You should instead explicitly decode from SJIS to a Unicode string, before encoding to UTF-8:
title.decode('sjis').encode('utf8')
As Mark Tolonen pointed out, you're probably typing the characters into your console, and it's your console encoding is a non-Unicode encoding.
So it turns out your sys.stdin.encoding
is cp932
, which is Microsoft's variant of SJIS. For this, use
title.decode('cp932').encode('utf8')
You really should set your console encoding to the standard UTF-8, but I'm not sure if that's possible on Windows. If you do, you can skip the decoding/encoding step and just write your input bytestring to the file.
Setting type=unicode
is like using unicode(arg)
which defaults to decoding with ascii
on Python 2.X. If running from the console, sys.stdin.encoding
is the encoding used for input, so something like:
inputs = vars(parser.parse_args())
title = inputs["title"]
print type(title)
print type(u'foo')
title = title.decode(sys.stdin.encoding)
print title
Something that should work no matter the encoding on Windows is the mbcs
encoding, which represents the current encoding used by non-Unicode Windows programs.

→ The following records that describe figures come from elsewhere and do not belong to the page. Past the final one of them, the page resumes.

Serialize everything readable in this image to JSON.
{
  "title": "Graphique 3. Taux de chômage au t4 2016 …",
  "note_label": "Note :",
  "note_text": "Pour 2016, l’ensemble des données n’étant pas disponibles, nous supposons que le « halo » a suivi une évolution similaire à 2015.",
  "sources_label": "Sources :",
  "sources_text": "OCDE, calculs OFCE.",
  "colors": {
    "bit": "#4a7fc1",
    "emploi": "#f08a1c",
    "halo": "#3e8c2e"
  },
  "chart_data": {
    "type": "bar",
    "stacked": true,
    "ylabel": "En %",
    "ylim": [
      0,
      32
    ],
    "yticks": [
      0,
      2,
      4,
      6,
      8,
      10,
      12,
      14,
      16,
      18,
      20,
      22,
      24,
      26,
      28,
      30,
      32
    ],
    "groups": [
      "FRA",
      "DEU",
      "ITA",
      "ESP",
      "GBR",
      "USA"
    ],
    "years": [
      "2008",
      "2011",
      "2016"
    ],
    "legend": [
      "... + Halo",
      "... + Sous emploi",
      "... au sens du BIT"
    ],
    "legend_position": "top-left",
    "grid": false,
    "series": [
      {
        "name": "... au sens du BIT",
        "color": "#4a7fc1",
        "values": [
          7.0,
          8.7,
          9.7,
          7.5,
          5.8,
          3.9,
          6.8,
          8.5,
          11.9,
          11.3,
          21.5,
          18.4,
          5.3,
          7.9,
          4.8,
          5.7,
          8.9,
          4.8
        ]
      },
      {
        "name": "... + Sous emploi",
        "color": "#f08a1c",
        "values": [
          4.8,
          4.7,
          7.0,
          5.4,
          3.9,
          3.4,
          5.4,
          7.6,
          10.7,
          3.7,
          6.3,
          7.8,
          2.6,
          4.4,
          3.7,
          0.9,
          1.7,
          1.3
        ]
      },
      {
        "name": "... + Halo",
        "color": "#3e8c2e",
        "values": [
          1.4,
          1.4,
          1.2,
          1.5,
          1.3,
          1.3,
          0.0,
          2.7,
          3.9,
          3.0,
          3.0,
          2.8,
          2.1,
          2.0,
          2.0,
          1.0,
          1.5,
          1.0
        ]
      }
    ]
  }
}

That seems to be what argparse
is using, because I sys.stdin.encoding
is the OEM console encoding which isn't always the same as the Windows encoding. On US Windows, cp437
is the console OEM encoding and cp1252
is the Windows encoding:
import argparse
import codecs
parser = argparse.ArgumentParser()
parser.add_argument(u'title', metavar='T', type=str, help='this will be unicode encoded.')

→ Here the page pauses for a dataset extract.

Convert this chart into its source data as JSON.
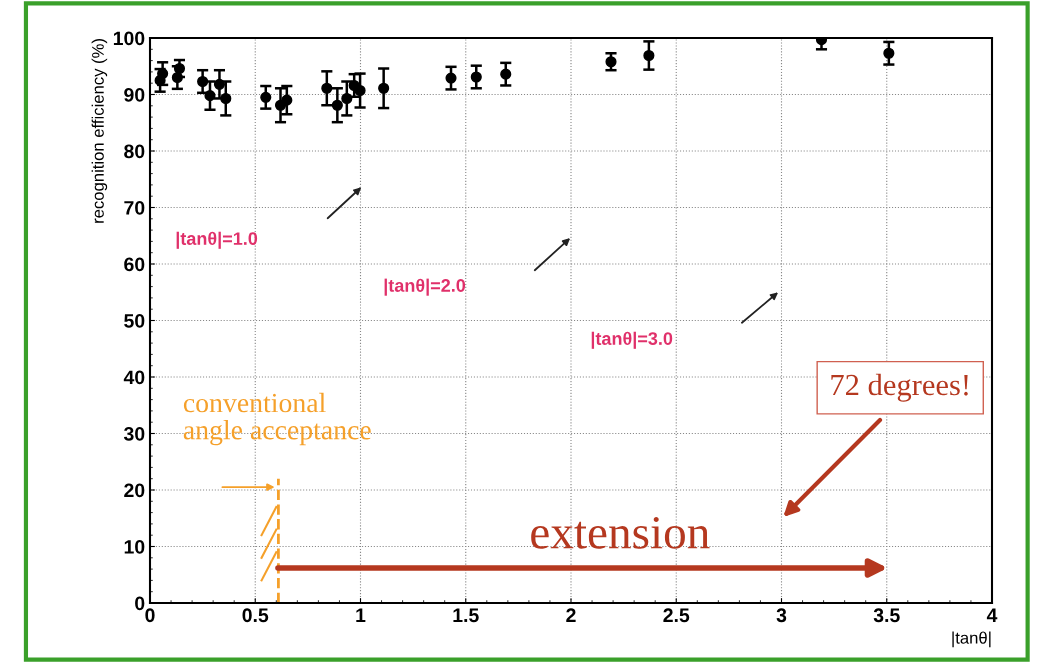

opts = parser.parse_args()
title = opts.title.decode('mbcs')
with codecs.open('out.txt','w',encoding='utf-8-sig') as f:
f.write(title)
out.txt
should show the original input in Notepad.
The utf-8-sig
encoding writes the so-called byte order mark (BOM) that Windows likes at the beginning of UTF-8 files. utf-8
can be used if that is not desired, but Notepad likes it.
So, this actually works for me:
import argparse
parser = argparse.ArgumentParser()
parser.add_argument(u'title', metavar='T', type=str, help='this will be unicode encoded.')
opts = parser.parse_args()
print opts.title.decode('utf8')
My terminal emulator (OS X Terminal.app) uses UTF-8. If your terminal is not configured for UTF-8 operation, then it won't work (and then it's a terminal problem, not a Python issue).